This is the 2nd part in a series of posts about my new piece Cover Up (24″ x 30″), which features 45 individual characters who represent women from particular times or places. They all wear some form of head covering, adornment, makeup or mask that serve as markers, whether they are forms of self expression or dictated by religious or cultural tradition. There’s a wide array, from exaggerated fashions to veils that hide women from sight.
Some depictions are identifiable by their national costumes, tribal markings or regional headdresses and others are less distinguishable and open to interpretation, but they are all distinct individuals who fit into a collective portrait of women through history.
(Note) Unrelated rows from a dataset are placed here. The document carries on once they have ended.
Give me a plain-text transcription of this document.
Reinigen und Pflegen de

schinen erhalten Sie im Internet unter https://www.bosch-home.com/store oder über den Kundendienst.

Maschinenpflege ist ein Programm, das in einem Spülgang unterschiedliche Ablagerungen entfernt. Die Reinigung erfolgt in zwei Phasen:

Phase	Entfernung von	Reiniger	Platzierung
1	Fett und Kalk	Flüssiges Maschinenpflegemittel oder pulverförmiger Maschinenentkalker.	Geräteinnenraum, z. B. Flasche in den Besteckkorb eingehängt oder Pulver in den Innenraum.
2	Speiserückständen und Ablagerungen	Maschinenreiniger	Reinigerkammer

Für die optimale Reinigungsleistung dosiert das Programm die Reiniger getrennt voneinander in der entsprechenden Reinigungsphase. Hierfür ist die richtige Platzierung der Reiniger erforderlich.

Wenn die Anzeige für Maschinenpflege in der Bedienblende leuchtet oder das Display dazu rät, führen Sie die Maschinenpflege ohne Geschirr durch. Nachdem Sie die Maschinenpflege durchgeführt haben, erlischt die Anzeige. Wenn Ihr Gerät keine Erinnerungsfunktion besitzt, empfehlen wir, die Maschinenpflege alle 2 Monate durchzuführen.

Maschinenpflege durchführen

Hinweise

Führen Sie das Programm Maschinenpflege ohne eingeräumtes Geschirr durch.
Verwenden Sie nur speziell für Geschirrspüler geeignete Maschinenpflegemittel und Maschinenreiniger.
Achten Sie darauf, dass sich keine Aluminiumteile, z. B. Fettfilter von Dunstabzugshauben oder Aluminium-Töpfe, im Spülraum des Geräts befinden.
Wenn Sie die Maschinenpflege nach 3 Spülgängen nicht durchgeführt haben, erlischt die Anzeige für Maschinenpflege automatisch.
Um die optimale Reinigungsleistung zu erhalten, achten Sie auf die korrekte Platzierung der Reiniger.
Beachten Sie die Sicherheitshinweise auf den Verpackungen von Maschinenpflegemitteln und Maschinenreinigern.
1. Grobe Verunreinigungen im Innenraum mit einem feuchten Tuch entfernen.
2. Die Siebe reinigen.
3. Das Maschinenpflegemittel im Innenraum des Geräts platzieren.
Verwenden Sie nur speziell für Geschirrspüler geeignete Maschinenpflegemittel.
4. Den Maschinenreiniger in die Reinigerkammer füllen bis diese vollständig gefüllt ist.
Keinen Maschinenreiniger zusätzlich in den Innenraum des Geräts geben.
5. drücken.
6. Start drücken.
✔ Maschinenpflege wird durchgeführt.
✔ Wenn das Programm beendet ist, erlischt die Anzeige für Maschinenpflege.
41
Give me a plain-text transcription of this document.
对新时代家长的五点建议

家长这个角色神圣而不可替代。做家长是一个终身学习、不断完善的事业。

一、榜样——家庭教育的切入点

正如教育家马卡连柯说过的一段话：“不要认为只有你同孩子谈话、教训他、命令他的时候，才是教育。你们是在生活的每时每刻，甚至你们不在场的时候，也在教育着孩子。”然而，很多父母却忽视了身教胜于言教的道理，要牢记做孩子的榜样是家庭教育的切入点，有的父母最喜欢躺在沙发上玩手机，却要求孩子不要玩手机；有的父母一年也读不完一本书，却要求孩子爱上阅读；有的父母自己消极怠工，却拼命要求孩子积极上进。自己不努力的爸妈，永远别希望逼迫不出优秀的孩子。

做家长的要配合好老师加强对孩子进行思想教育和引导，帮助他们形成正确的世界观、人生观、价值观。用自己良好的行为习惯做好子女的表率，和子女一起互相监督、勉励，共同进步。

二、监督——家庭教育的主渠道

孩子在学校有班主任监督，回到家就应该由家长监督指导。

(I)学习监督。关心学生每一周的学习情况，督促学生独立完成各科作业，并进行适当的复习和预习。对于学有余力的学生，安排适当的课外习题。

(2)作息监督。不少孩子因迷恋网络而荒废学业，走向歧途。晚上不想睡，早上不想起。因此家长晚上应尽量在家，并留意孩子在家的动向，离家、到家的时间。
I tried to personify a variety of ethnic groups with accuracy and sensitivity. I didn’t want them to look like those plastic international souvenir dolls (shown on right), with generic features molded in different pigment shades. And I hope that Cover Up has more depth than a fashion show or a Unicef card. My intention was to show portraits of real imagined people, with their own personalities and spirits, who live or have lived with the pressure imposed by their society’s ideas about being female. Even the Geisha has an identity underneath her white pancake makeup and the Afghan woman has a unique self inside her blue burqa.
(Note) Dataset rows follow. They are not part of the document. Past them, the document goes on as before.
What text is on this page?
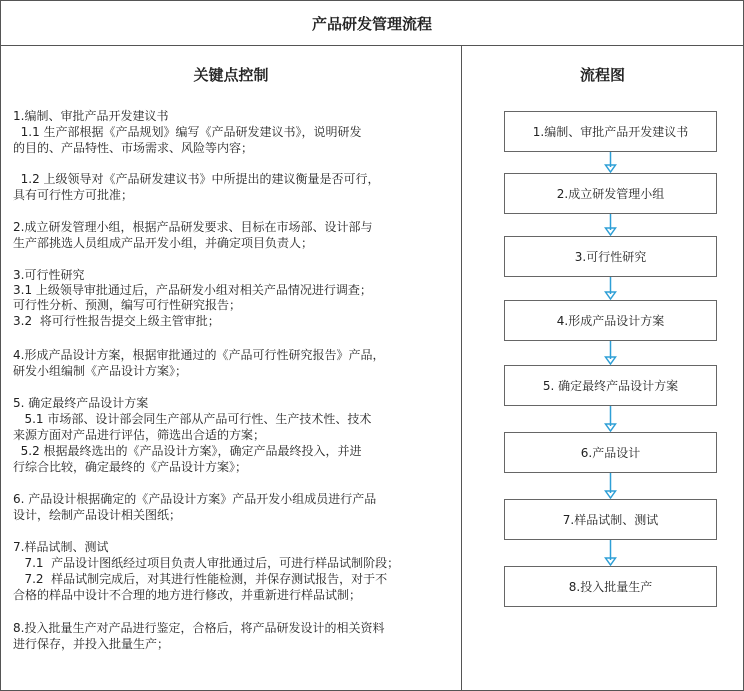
产品研发管理流程
关键点控制	流程图
1.编制、审批产品开发建议书
1.1 生产部根据《产品规划》编写《产品研发建议书》，说明研发
的目的、产品特性、市场需求、风险等内容；
1.2 上级领导对《产品研发建议书》中所提出的建议衡量是否可行，
具有可行性方可批准；
2.成立研发管理小组，根据产品研发要求、目标在市场部、设计部与
生产部挑选人员组成产品开发小组，并确定项目负责人；
3.可行性研究
3.1 上级领导审批通过后，产品研发小组对相关产品情况进行调查；
可行性分析、预测，编写可行性研究报告；
3.2  将可行性报告提交上级主管审批；
4.形成产品设计方案，根据审批通过的《产品可行性研究报告》产品，
研发小组编制《产品设计方案》；
5. 确定最终产品设计方案
5.1 市场部、设计部会同生产部从产品可行性、生产技术性、技术
来源方面对产品进行评估，筛选出合适的方案；
5.2 根据最终选出的《产品设计方案》，确定产品最终投入，并进
行综合比较，确定最终的《产品设计方案》；
6. 产品设计根据确定的《产品设计方案》产品开发小组成员进行产品
设计，绘制产品设计相关图纸；
7.样品试制、测试
7.1  产品设计图纸经过项目负责人审批通过后，可进行样品试制阶段；
7.2  样品试制完成后，对其进行性能检测，并保存测试报告，对于不
合格的样品中设计不合理的地方进行修改，并重新进行样品试制；
8.投入批量生产对产品进行鉴定，合格后，将产品研发设计的相关资料
进行保存，并投入批量生产；
1.编制、审批产品开发建议书
2.成立研发管理小组
3.可行性研究
4.形成产品设计方案
5. 确定最终产品设计方案
6.产品设计
7.样品试制、测试
8.投入批量生产
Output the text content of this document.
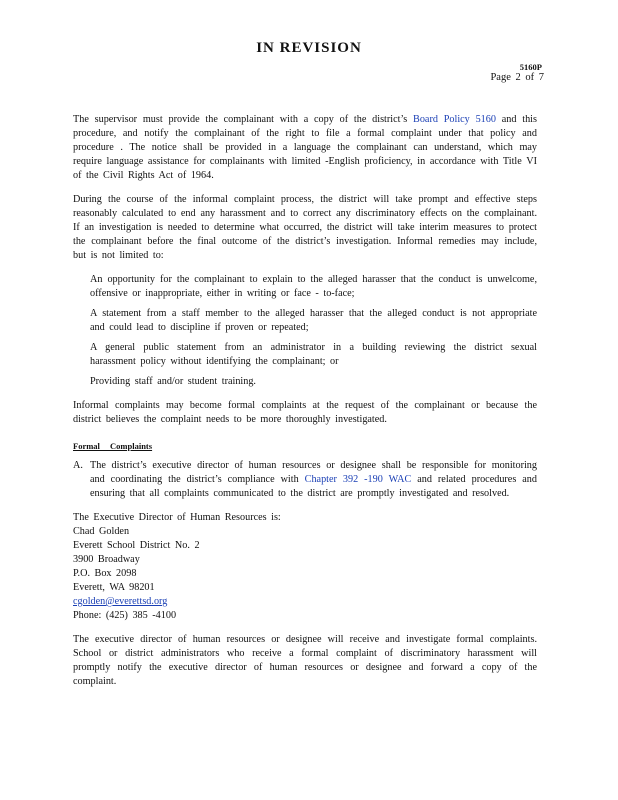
IN REVISION
5160P
Page 2 of 7

The supervisor must provide the complainant with a copy of the district’s Board Policy 5160 and this procedure, and notify the complainant of the right to file a formal complaint under that policy and procedure . The notice shall be provided in a language the complainant can understand, which may require language assistance for complainants with limited -English proficiency, in accordance with Title VI of the Civil Rights Act of 1964.

During the course of the informal complaint process, the district will take prompt and effective steps reasonably calculated to end any harassment and to correct any discriminatory effects on the complainant. If an investigation is needed to determine what occurred, the district will take interim measures to protect the complainant before the final outcome of the district’s investigation. Informal remedies may include, but is not limited to:

An opportunity for the complainant to explain to the alleged harasser that the conduct is unwelcome, offensive or inappropriate, either in writing or face - to-face;
A statement from a staff member to the alleged harasser that the alleged conduct is not appropriate and could lead to discipline if proven or repeated;
A general public statement from an administrator in a building reviewing the district sexual harassment policy without identifying the complainant; or
Providing staff and/or student training.

Informal complaints may become formal complaints at the request of the complainant or because the district believes the complaint needs to be more thoroughly investigated.

Formal Complaints
A. The district’s executive director of human resources or designee shall be responsible for monitoring and coordinating the district’s compliance with Chapter 392 -190 WAC and related procedures and ensuring that all complaints communicated to the district are promptly investigated and resolved.
The Executive Director of Human Resources is:
Chad Golden
Everett School District No. 2
3900 Broadway
P.O. Box 2098
Everett, WA 98201
cgolden@everettsd.org
Phone: (425) 385 -4100

The executive director of human resources or designee will receive and investigate formal complaints. School or district administrators who receive a formal complaint of discriminatory harassment will promptly notify the executive director of human resources or designee and forward a copy of the complaint.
I used Google Images to find reference material and practiced painting likenesses on 20mm wooden bead heads with tiny brush strokes. As I watched the crowd of characters grow, I realized that each one had a story to tell. So, I photographed them all separately before sewing them onto the larger piece. Looking at the women individually may be a way to appreciate their distinct styles, but the relationship between them is missing. When viewed alone, there is no context for comparison, whereas the whole piece creates a juxtaposition that I find more thought provoking.
The following images are a collection of portraits of women who depict cultural, national, and religious forms of head coverings and tribal markings that reflect notions of female modesty, fashion, status and conformity from different times and places. The originals have 20mm wooden bead heads and these photos are enlarged so you can see the details.
Instead of making a key that lists each character’s source, I’ve decided to resist the tendency to label them and let their humanity speak instead. I hope you enjoy meeting the women!
12 x 17 posters featuring of a selected group are available in my Etsy Shop here.
Cover Up is part of a series that includes Face Time and Whiskers, which focus on bringing to life different people from around the world, using themes of history, style and cultural identity. In each piece, head and shoulder busts peek out of “cameo” framed holes. Their faces are painted 20mm wooden beads, with wigs and adornments, similar to the doll heads in my how-to book Felt Wee Folk – New Adventures. These 3 pieces will be included in my exhibit Intertwined – Needle Art of Salley Mavor at the Bristol Art Museum, Bristol, RI, Sept. 16 – Oct. 30, 2016.